ConJur — Qual é o papel do Judiciário na crise do sistema carcerário?
Maíra Fernandes — Quando o Executivo vem com a desculpa de que “quem prende é o Judiciário”, está coberto de razão, embora ele também tenha responsabilidade nisso – vide os decretos presidenciais. Existe uma parcela enorme de responsabilidade do Poder Judiciário nesse superencarceramento, que deve ser dividida em todas as instâncias.
A culpa é da primeira instância, do juiz que prende provisoriamente quando não deveria, do juiz que deixa de aplicar uma pena alternativa e condena à prisão. É da vara de execuções penais, do juiz que, que diante dessa sentença de pena privativa de liberdade, deixa de aplicar os benefícios no tempo previsto da lei, mantendo as pessoas presas por mais tempo do que deveriam ficar. É também da segunda instância, que mantém indevidamente a sentença da primeira. E é dos tribunais superiores, do Superior Tribunal de Justiça e do Supremo Tribunal Federal — a decisão que permitiu a execução da pena após condenação em segunda instância é um contrassenso para um Supremo que já reconheceu o estado de coisas inconstitucional do sistema penitenciário. Então o Judiciário tem que ser chamado para reavaliar sua responsabilidade por essas prisões. Da mesma forma, o Legislativo tem que ser chamado à responsabilidade quando faz propostas como a de reforma do Código Penal, que são só propostas também encarceradoras.
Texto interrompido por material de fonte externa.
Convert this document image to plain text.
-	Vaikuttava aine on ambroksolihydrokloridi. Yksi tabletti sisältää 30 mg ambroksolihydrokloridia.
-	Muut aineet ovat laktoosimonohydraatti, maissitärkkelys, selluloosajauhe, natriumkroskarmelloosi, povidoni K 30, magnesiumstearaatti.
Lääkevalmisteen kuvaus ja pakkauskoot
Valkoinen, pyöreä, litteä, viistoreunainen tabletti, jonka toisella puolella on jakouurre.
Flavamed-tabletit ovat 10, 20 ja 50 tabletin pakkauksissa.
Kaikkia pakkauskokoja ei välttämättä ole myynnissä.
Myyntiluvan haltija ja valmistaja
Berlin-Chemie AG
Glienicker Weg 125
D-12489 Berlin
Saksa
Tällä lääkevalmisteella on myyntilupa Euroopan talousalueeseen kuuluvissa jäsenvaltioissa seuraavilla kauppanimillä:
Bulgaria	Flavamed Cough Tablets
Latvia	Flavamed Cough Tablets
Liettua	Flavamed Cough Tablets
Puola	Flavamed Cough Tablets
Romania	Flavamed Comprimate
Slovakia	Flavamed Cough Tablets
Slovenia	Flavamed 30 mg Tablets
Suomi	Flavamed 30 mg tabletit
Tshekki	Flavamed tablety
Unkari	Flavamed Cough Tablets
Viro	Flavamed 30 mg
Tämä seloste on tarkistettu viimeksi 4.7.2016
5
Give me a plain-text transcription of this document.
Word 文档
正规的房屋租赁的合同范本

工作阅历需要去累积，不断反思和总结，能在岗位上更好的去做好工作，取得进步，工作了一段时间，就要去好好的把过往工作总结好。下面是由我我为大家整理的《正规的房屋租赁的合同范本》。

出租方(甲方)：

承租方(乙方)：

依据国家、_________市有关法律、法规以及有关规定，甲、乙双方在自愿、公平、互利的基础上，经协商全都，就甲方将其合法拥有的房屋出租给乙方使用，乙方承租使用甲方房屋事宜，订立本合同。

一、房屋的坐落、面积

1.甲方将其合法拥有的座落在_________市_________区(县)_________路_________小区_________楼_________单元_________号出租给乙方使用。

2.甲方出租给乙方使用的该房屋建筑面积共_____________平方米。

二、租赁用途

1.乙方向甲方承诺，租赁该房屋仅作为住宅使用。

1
Mas também o Executivo, em suas instâncias, tem responsabilidade sobre o caos e a má gestão do sistema penitenciário.
ConJur — Deixar que o policial decida se a quantidade de droga apreendida configura tráfico ou uso, sem tabela de quantidades, viola o direito de defesa e dá margem a arbitrariedades?
Maíra Fernandes — Isso dá margem a arbitrariedades, sem dúvida alguma, porque quem diz o que é uso e o que é tráfico é o policial no momento da prisão. Se ele considera que a quantidade que a pessoa portava não é compatível com o uso, ele vai prender por tráfico. Por exemplo, digamos que um rapaz vá pegar uma quantidade de maconha porque vai dar uma festinha na sua casa. Daí ele pega um pouquinho a mais do que ele costuma pegar, porque ele quer distribuir para os amigos. Se fala isso para o policial, invariavelmente vai cair no tráfico, porque nos termos vagos da lei, e na interpretação restritiva dela, “distribuir” é tráfico. Além da falta de precisão da quantidade, ainda tem a vagueza do tipo penal do tráfico, que tem 18 condutas — uma elasticidade gigantesca. Mas eu não tenho certeza se a especificação das quantidades iria resolver o problema. Que quantidades vão ser essas? Quem irá especificá-las? Naquele caso que eu usei de exemplo, o rapaz continuaria sendo enquadrado como traficante, mesmo sem sê-lo. A certeza que eu tenho é que a ausência de uma especificação da quantidade, a vagueza, e a amplitude do tipo penal de tráfico fazem com que muitos usuários sejam presos como se traficantes fossem.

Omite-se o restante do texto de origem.